En una época en la que los intérpretes, no sólo los españoles, actuaban casi exclusivamente de cuello para arriba, López Vázquez desplegaba una gestualidad enloquecida: piernas, cintura, brazos, manos y dedos meneándose en una mímica desgarrada que era un trasvase del cabaret y una prórroga del cine mudo. A veces, cuando se le agotaba la risa, parecía una drag queen sin glamour ni maquillaje, un travesti vapuleado por la vida, y por eso Jaime de Armiñán le dio el papel de solterona en Mi querida señorita, un estudio sobre la transexualidad de una profundidad y una delicadeza inverosímiles, más aun teniendo en cuenta que se estrenó en los estertores del franquismo. Tantas veces lo habíamos visto rondando y acosando señoras, dándoles la tabarra, intentando ligar sin éxito, que terminó por desembocar en el otro sexo del mismo modo que transbordaba de la alegría al desencanto más absoluto en una sola mirada y dos fotogramas.
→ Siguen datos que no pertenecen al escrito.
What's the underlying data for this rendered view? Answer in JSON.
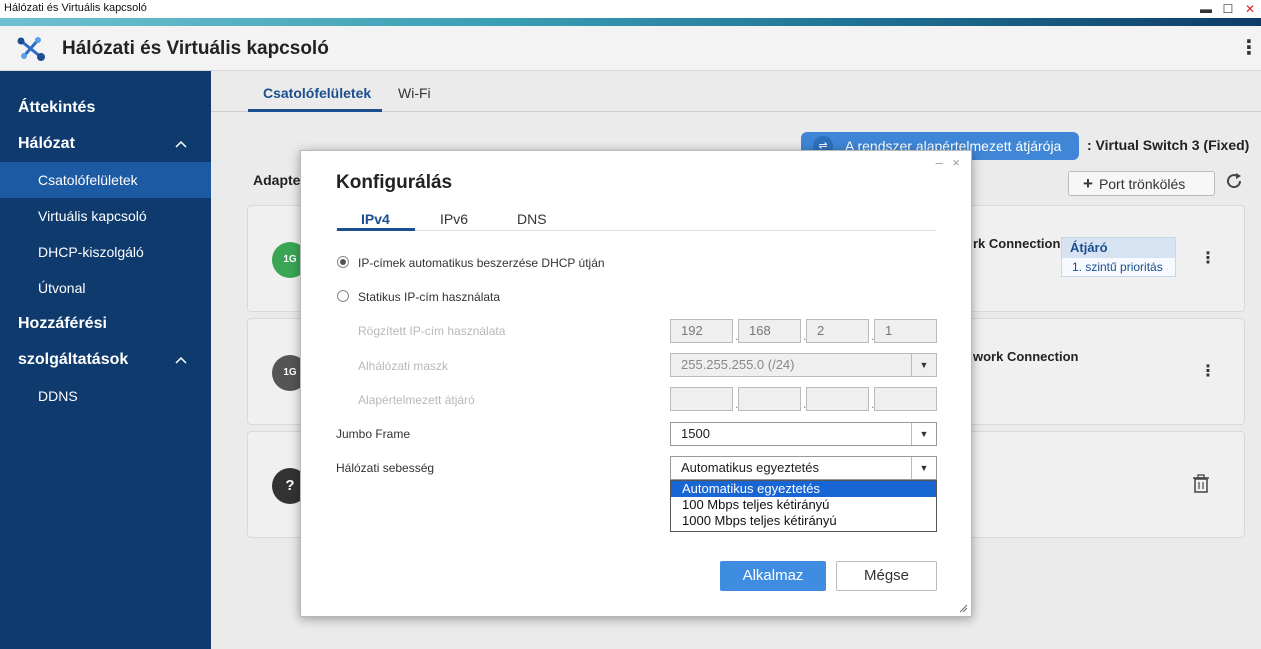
{
  "os": {
    "window_title": "Hálózati és Virtuális kapcsoló",
    "minimize": "▬",
    "maximize": "☐",
    "close": "✕"
  },
  "app": {
    "title": "Hálózati és Virtuális kapcsoló",
    "more": "⋮"
  },
  "sidebar": {
    "overview": "Áttekintés",
    "network": "Hálózat",
    "network_chevron": "^",
    "items": [
      {
        "label": "Csatolófelületek",
        "active": true
      },
      {
        "label": "Virtuális kapcsoló"
      },
      {
        "label": "DHCP-kiszolgáló"
      },
      {
        "label": "Útvonal"
      }
    ],
    "access_line1": "Hozzáférési",
    "access_line2": "szolgáltatások",
    "access_chevron": "^",
    "ddns": "DDNS"
  },
  "main": {
    "tabs": [
      {
        "label": "Csatolófelületek",
        "active": true
      },
      {
        "label": "Wi-Fi"
      }
    ],
    "gateway_pill": "A rendszer alapértelmezett átjárója",
    "gateway_value": ": Virtual Switch 3 (Fixed)",
    "port_trunk": "Port trönkölés",
    "adapter_label": "Adapte",
    "cards": [
      {
        "icon": "1G",
        "connection": "rk Connection",
        "badge_top": "Átjáró",
        "badge_bottom": "1. szintű prioritás"
      },
      {
        "icon": "1G",
        "connection": "work Connection"
      },
      {
        "icon": "?"
      }
    ]
  },
  "modal": {
    "title": "Konfigurálás",
    "window_controls": "– ×",
    "tabs": [
      {
        "label": "IPv4",
        "active": true
      },
      {
        "label": "IPv6"
      },
      {
        "label": "DNS"
      }
    ],
    "dhcp_option": "IP-címek automatikus beszerzése DHCP útján",
    "static_option": "Statikus IP-cím használata",
    "fixed_ip_label": "Rögzített IP-cím használata",
    "fixed_ip": [
      "192",
      "168",
      "2",
      "1"
    ],
    "subnet_label": "Alhálózati maszk",
    "subnet_value": "255.255.255.0 (/24)",
    "gateway_label": "Alapértelmezett átjáró",
    "gateway_ip": [
      "",
      "",
      "",
      ""
    ],
    "jumbo_label": "Jumbo Frame",
    "jumbo_value": "1500",
    "speed_label": "Hálózati sebesség",
    "speed_value": "Automatikus egyeztetés",
    "speed_options": [
      "Automatikus egyeztetés",
      "100 Mbps teljes kétirányú",
      "1000 Mbps teljes kétirányú"
    ],
    "apply": "Alkalmaz",
    "cancel": "Mégse"
  },
  "colors": {
    "sidebar": "#0e3a6e",
    "sidebar_active": "#1c5aa3",
    "accent": "#3f8de0",
    "card_green": "#3aa655",
    "card_gray": "#555555"
  }
}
De hecho, no hay una mirada igual en toda la historia del cine.
Siempre quiso ser Groucho Marx y se disfrazaba de Groucho a menudo, incluso delante de las cámaras, pero la tristeza no le dejaba en paz y en el camarote español había demasiada gente hambrienta como para pensar que todo era una broma. El camarote de los hermanos Marx, al final, se transformó en una cabina de teléfonos donde se asfixiaba el país entero. En plena guerra civil fue varias veces a un cine de la Gran Vía a ver Una noche en la ópera, a huir de los bombardeos y la miseria en el navío delirante de los hermanos Marx, sin comprender que su bigote, al contrario que el de Groucho, no era pintado: era un bigote de verdad, un bigote breve y burocrático que le iba a durar media posguerra, un tachón de la censura bajo el que se resumían las frustraciones, las ansias y los sueños prohibidos. Fue Carlos Saura quien se lo afeitó definitivamente en una trilogía extraordinaria (Peppermint Frappé, El jardín de las delicias, La prima Angélica) donde López Vázquez corretea tras el tiempo y los recuerdos como un niño buscando sus juguetes perdidos.
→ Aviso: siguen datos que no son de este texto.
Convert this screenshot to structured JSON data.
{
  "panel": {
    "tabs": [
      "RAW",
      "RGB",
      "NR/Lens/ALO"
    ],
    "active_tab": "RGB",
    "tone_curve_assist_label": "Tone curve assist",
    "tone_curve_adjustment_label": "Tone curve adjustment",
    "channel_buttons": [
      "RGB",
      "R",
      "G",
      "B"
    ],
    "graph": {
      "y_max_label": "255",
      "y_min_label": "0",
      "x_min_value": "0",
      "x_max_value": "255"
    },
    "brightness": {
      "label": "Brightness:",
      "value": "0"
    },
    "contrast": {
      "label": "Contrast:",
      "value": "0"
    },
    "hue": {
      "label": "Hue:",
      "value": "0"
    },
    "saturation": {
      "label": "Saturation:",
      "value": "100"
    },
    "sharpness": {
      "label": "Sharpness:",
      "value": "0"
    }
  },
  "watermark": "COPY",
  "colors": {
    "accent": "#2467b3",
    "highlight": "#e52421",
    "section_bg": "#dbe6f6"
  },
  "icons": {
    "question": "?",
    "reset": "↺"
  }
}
El verdugo, una de las cimas de Berlanga, podía haber brillado todavía más alto si los productores no lo hubiesen apartado del rol protagonista para dárselo a Nino Manfredi. Pero López Vázquez, qué le iba a hacer el hombre, tuvo siempre pinta de secundario incluso en su propia vida: los directores casi ni se acordaban de él y sus esposas y novias lo abandonaban una tras otra. Quizá porque gastaba una cara casi anónima, tan común y corriente como sus apellidos: la cara de ese señor del quinto al que cien años después sigues viendo de vez en cuando en la escalera, en la cola de la panadería o en la pantalla de televisión como si se hubiera quedado al otro lado de la vida.